# If f(x) =sinx  and g(x) = (x+3)^3 , what is f'(g(x)) ?

Apr 4, 2018

#### Explanation:

Hmm...

Let's let $g \left(x\right) = y$

We now apply this to $f \left(x\right)$.

$\implies f \left(y\right) = \sin \left(y\right)$ Substitute $y$ with ${\left(x + 3\right)}^{3}$

$\implies f \left(g \left(x\right)\right) = \sin \left({\left(x + 3\right)}^{3}\right)$

If you meant to find just $f ' \left(g \left(x\right)\right)$...

Just find the derivative of $\sin \left(y\right)$

Since derivative of $\sin \left(x\right)$ is $\cos \left(x\right)$...

$\implies f ' \left(g \left(x\right)\right) = \cos \left({\left(x + 3\right)}^{3}\right)$

If you meant to ask for $\frac{d}{\mathrm{dx}} \left[f \left(g \left(x\right)\right)\right] ,$ you use the chain rule:

$\frac{d}{\mathrm{dx}} \left[f \left(g \left(x\right)\right)\right] = f ' \left(g \left(x\right)\right) \cdot g ' \left(x\right)$

We already know that $f ' \left(g \left(x\right)\right) = \cos \left({\left(x + 3\right)}^{3}\right)$

$\implies \frac{d}{\mathrm{dx}} \left[f \left(g \left(x\right)\right)\right] = \cos \left({\left(x + 3\right)}^{3}\right) \cdot \frac{d}{\mathrm{dx}} \left[{\left(x + 3\right)}^{3}\right]$

We use the power rule:

$\frac{d}{\mathrm{dx}} \left[{x}^{n}\right] = n {x}^{n - 1}$ if $n$ is a constant.
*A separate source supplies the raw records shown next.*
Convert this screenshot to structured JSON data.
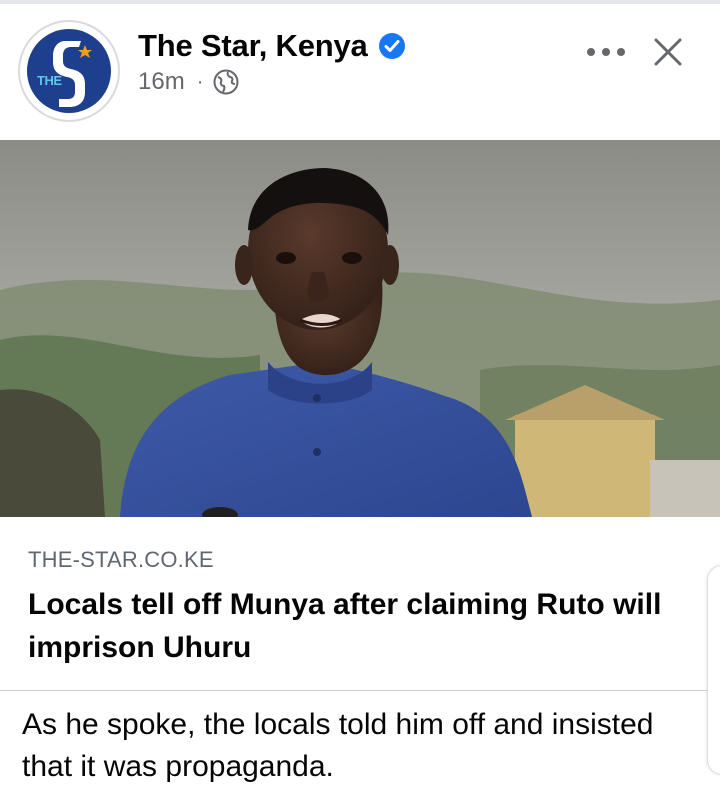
{
  "post": {
    "page_name": "The Star, Kenya",
    "time": "16m",
    "separator": "·",
    "avatar_text": "THE",
    "text": "As he spoke, the locals told him off and insisted that it was propaganda."
  },
  "link_preview": {
    "domain": "THE-STAR.CO.KE",
    "title": "Locals tell off Munya after claiming Ruto will imprison Uhuru"
  },
  "icons": {
    "verified": "verified-badge-icon",
    "audience": "globe-icon",
    "more": "more-options-icon",
    "close": "close-icon"
  },
  "colors": {
    "verified_blue": "#1877f2",
    "secondary_text": "#65676b",
    "brand_navy": "#1e3f8e"
  }
}
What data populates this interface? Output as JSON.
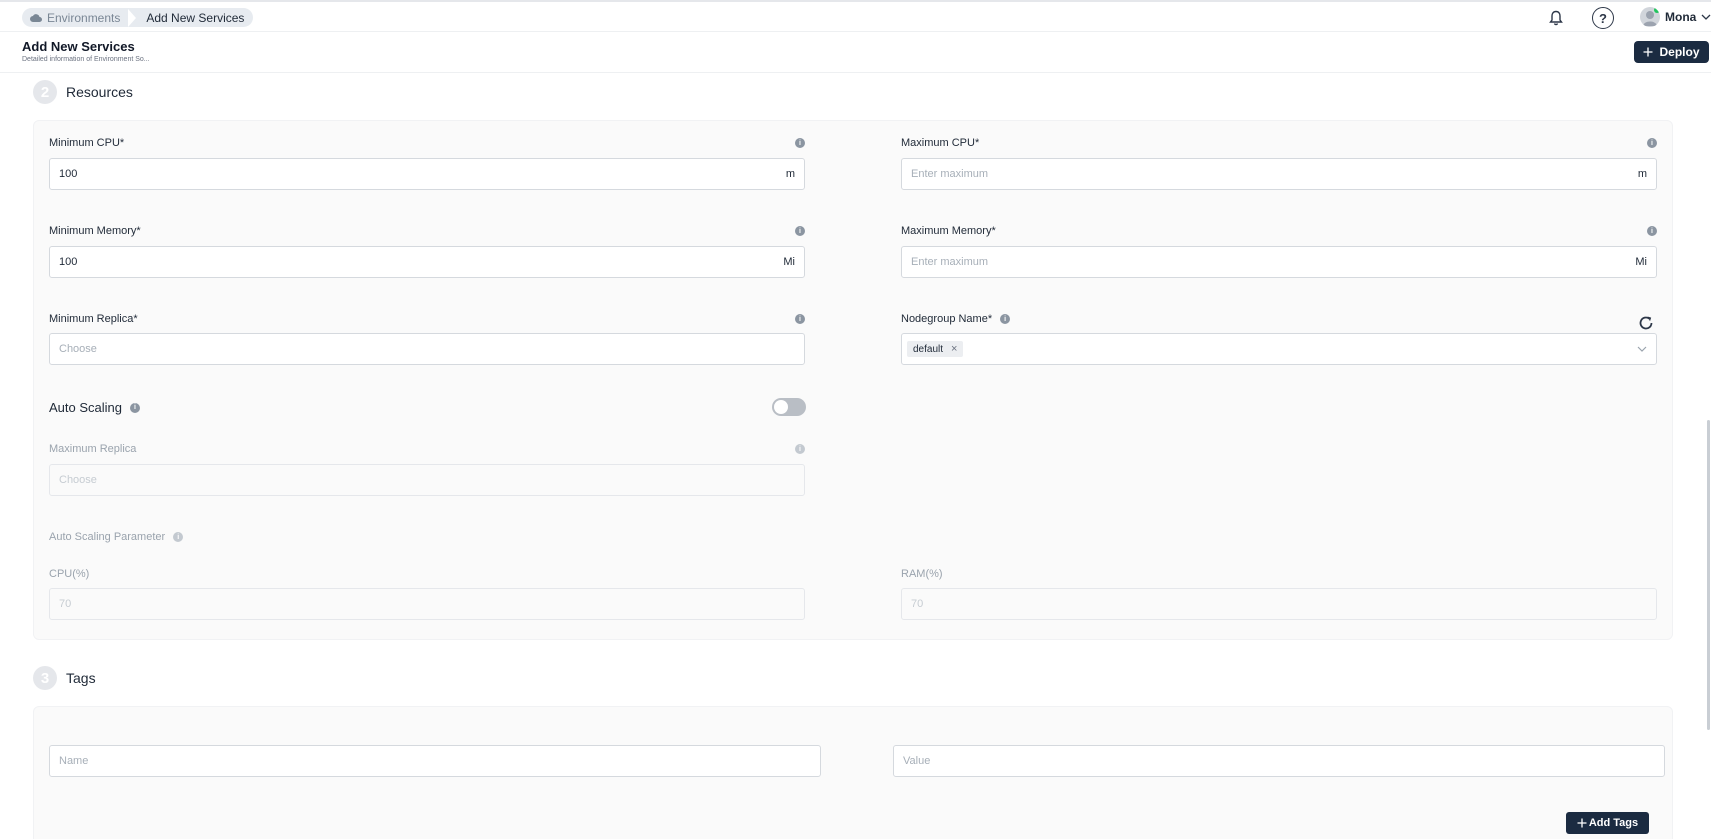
{
  "breadcrumb": {
    "items": [
      "Environments",
      "Add New Services"
    ]
  },
  "user": {
    "name": "Mona",
    "status_color": "#22c55e"
  },
  "help": {
    "glyph": "?"
  },
  "header": {
    "title": "Add New Services",
    "subtitle": "Detailed information of Environment So...",
    "deploy_label": "Deploy"
  },
  "resources": {
    "step": "2",
    "title": "Resources",
    "min_cpu": {
      "label": "Minimum CPU*",
      "value": "100",
      "unit": "m"
    },
    "max_cpu": {
      "label": "Maximum CPU*",
      "placeholder": "Enter maximum",
      "unit": "m"
    },
    "min_memory": {
      "label": "Minimum Memory*",
      "value": "100",
      "unit": "Mi"
    },
    "max_memory": {
      "label": "Maximum Memory*",
      "placeholder": "Enter maximum",
      "unit": "Mi"
    },
    "min_replica": {
      "label": "Minimum Replica*",
      "placeholder": "Choose"
    },
    "nodegroup": {
      "label": "Nodegroup Name*",
      "chip": "default"
    },
    "auto_scaling": {
      "label": "Auto Scaling",
      "enabled": false
    },
    "max_replica": {
      "label": "Maximum Replica",
      "placeholder": "Choose"
    },
    "parameter": {
      "label": "Auto Scaling Parameter"
    },
    "cpu_pct": {
      "label": "CPU(%)",
      "placeholder": "70"
    },
    "ram_pct": {
      "label": "RAM(%)",
      "placeholder": "70"
    }
  },
  "tags": {
    "step": "3",
    "title": "Tags",
    "name_placeholder": "Name",
    "value_placeholder": "Value",
    "add_label": "Add Tags"
  },
  "colors": {
    "primary": "#1b2b41",
    "breadcrumb_bg": "#e7ebf0"
  },
  "icons": [
    "cloud-icon",
    "bell-icon",
    "help-icon",
    "avatar",
    "chevron-down-icon",
    "plus-icon",
    "info-icon",
    "refresh-icon",
    "close-icon"
  ]
}
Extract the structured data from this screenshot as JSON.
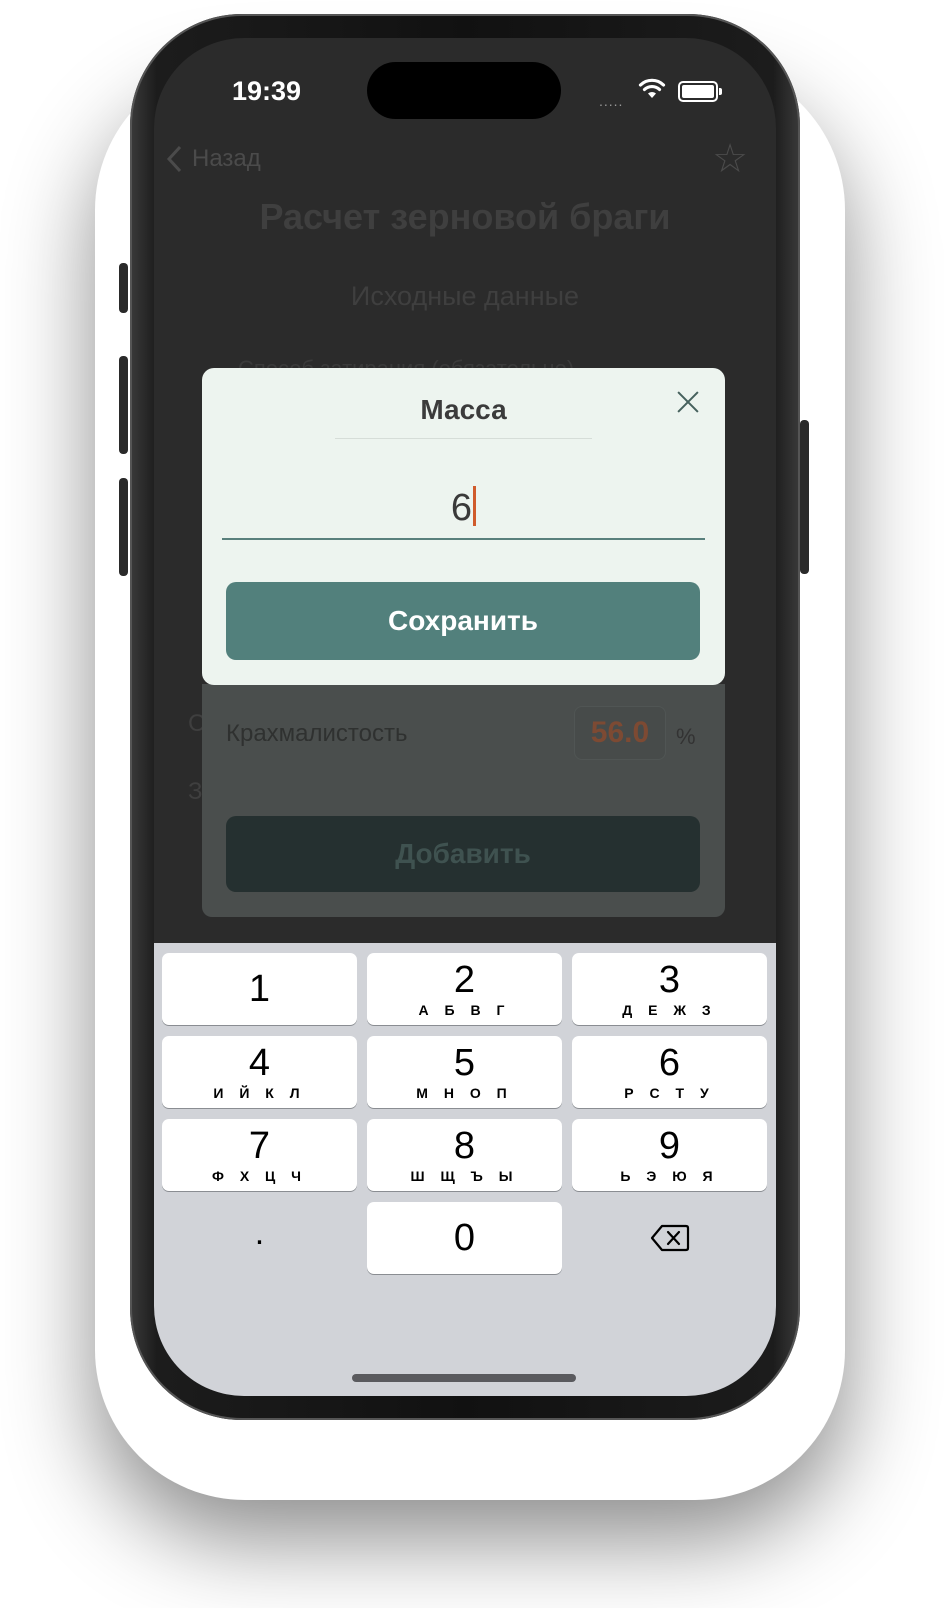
{
  "status_bar": {
    "time": "19:39",
    "dots": "....."
  },
  "background": {
    "back_label": "Назад",
    "star": "☆",
    "title": "Расчет зерновой браги",
    "subtitle": "Исходные данные",
    "hidden_row": "Способ затирания (обязательно)",
    "partial_left_1": "С",
    "partial_left_2": "З"
  },
  "dialog": {
    "title": "Масса",
    "input_value": "6",
    "save_label": "Сохранить"
  },
  "sheet": {
    "starch_label": "Крахмалистость",
    "starch_value": "56.0",
    "starch_unit": "%",
    "add_label": "Добавить"
  },
  "keyboard": {
    "keys": [
      {
        "num": "1",
        "letters": ""
      },
      {
        "num": "2",
        "letters": "А Б В Г"
      },
      {
        "num": "3",
        "letters": "Д Е Ж З"
      },
      {
        "num": "4",
        "letters": "И Й К Л"
      },
      {
        "num": "5",
        "letters": "М Н О П"
      },
      {
        "num": "6",
        "letters": "Р С Т У"
      },
      {
        "num": "7",
        "letters": "Ф Х Ц Ч"
      },
      {
        "num": "8",
        "letters": "Ш Щ Ъ Ы"
      },
      {
        "num": "9",
        "letters": "Ь Э Ю Я"
      }
    ],
    "dot": ".",
    "zero": "0"
  }
}
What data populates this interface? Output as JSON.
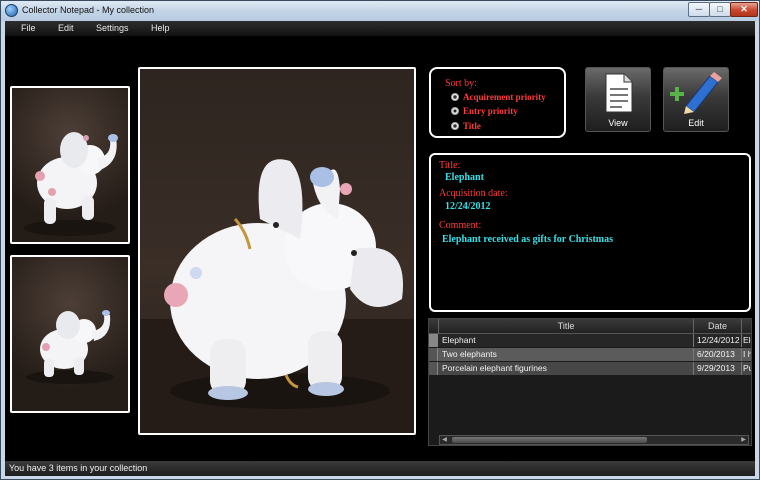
{
  "window": {
    "title": "Collector Notepad - My collection"
  },
  "menu": {
    "items": [
      "File",
      "Edit",
      "Settings",
      "Help"
    ]
  },
  "sort": {
    "title": "Sort by:",
    "options": [
      "Acquirement priority",
      "Entry priority",
      "Title"
    ],
    "selected": "Entry priority"
  },
  "toolbar": {
    "view_label": "View",
    "edit_label": "Edit"
  },
  "details": {
    "title_label": "Title:",
    "title_value": "Elephant",
    "date_label": "Acquisition date:",
    "date_value": "12/24/2012",
    "comment_label": "Comment:",
    "comment_value": "Elephant received as gifts for Christmas"
  },
  "table": {
    "columns": [
      "Title",
      "Date"
    ],
    "rows": [
      {
        "title": "Elephant",
        "date": "12/24/2012",
        "extra": "Ele"
      },
      {
        "title": "Two elephants",
        "date": "6/20/2013",
        "extra": "I h"
      },
      {
        "title": "Porcelain elephant figurines",
        "date": "9/29/2013",
        "extra": "Pu"
      }
    ]
  },
  "status": {
    "text": "You have 3 items in your collection"
  },
  "colors": {
    "label_red": "#ff3b3b",
    "value_cyan": "#38e0e8",
    "background": "#000000"
  }
}
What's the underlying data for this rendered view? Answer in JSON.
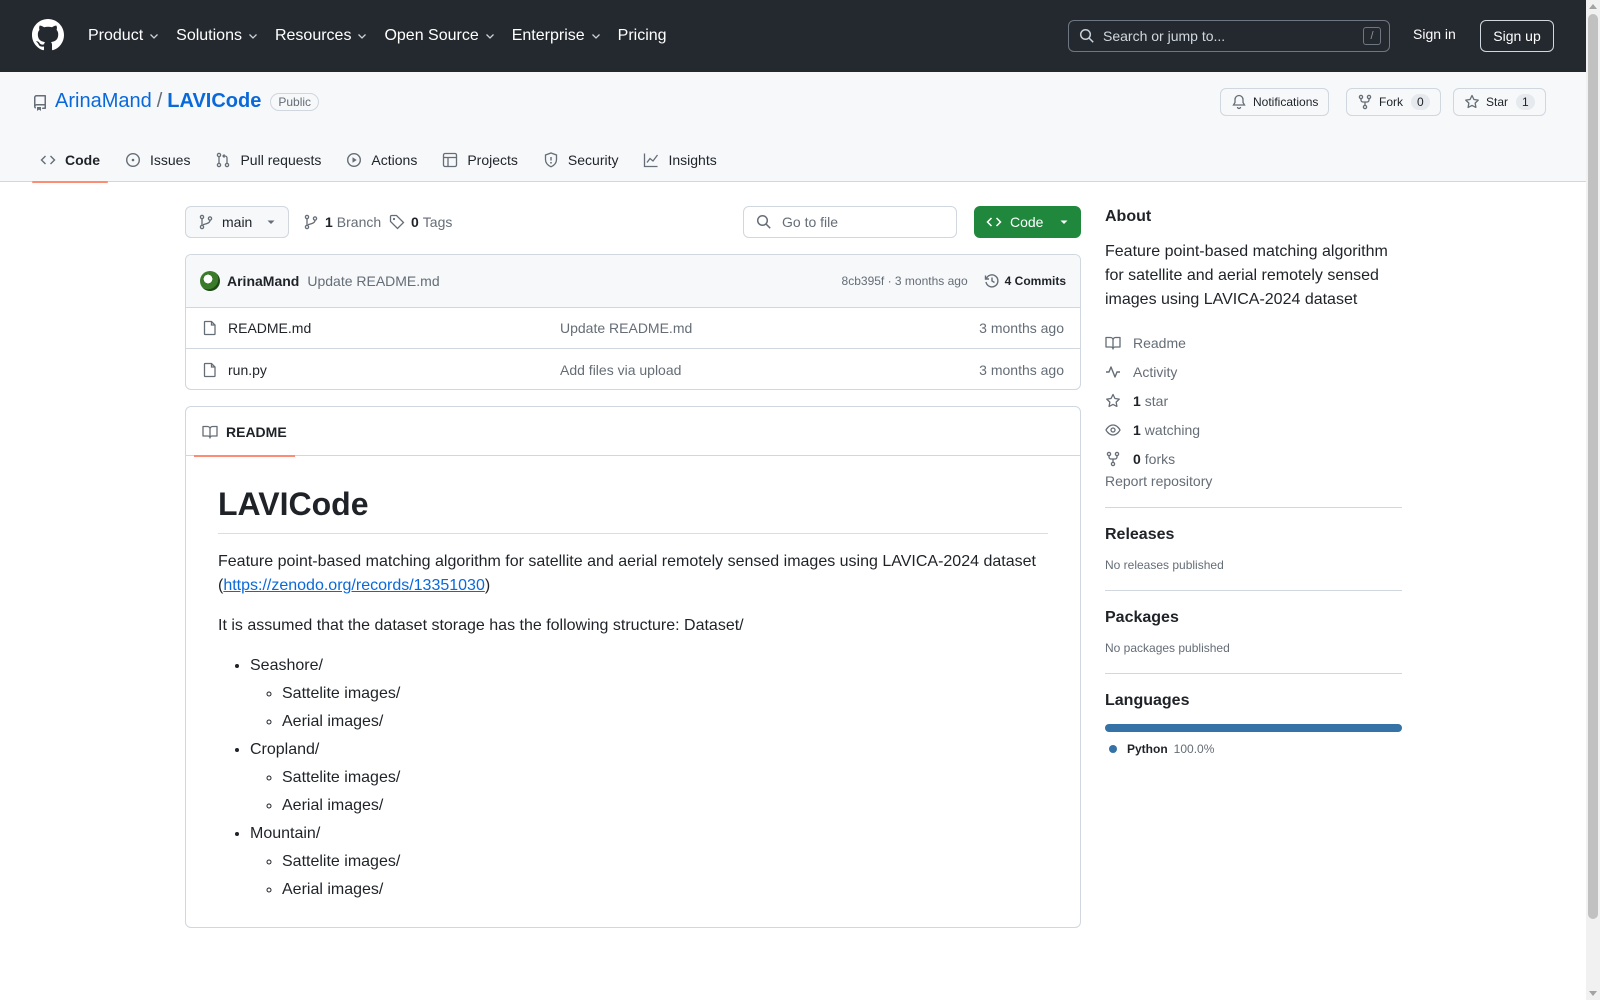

$\implies \frac{d}{\mathrm{dx}} \left[f \left(g \left(x\right)\right)\right] = \cos \left({\left(x + 3\right)}^{3}\right) \cdot 3 {\left(x + 3\right)}^{3 - 1} \cdot \frac{d}{\mathrm{dx}} \left[{x}^{1} + 3 {x}^{0}\right]$

Note here that the chain rule is applied again.

$\implies \frac{d}{\mathrm{dx}} \left[f \left(g \left(x\right)\right)\right] = \cos \left({\left(x + 3\right)}^{3}\right) \cdot 3 {\left(x + 3\right)}^{2} \cdot 1 \cdot {x}^{1 - 1} + 3 \cdot 0 \cdot {x}^{0 - 1}$

$\implies \frac{d}{\mathrm{dx}} \left[f \left(g \left(x\right)\right)\right] = \cos \left({\left(x + 3\right)}^{3}\right) \cdot 3 {\left(x + 3\right)}^{2} \cdot 1 \cdot 1 + 0$

$\implies \frac{d}{\mathrm{dx}} \left[f \left(g \left(x\right)\right)\right] = \cos \left({\left(x + 3\right)}^{3}\right) \cdot 3 {\left(x + 3\right)}^{2}$

That is the entire derivative calculated.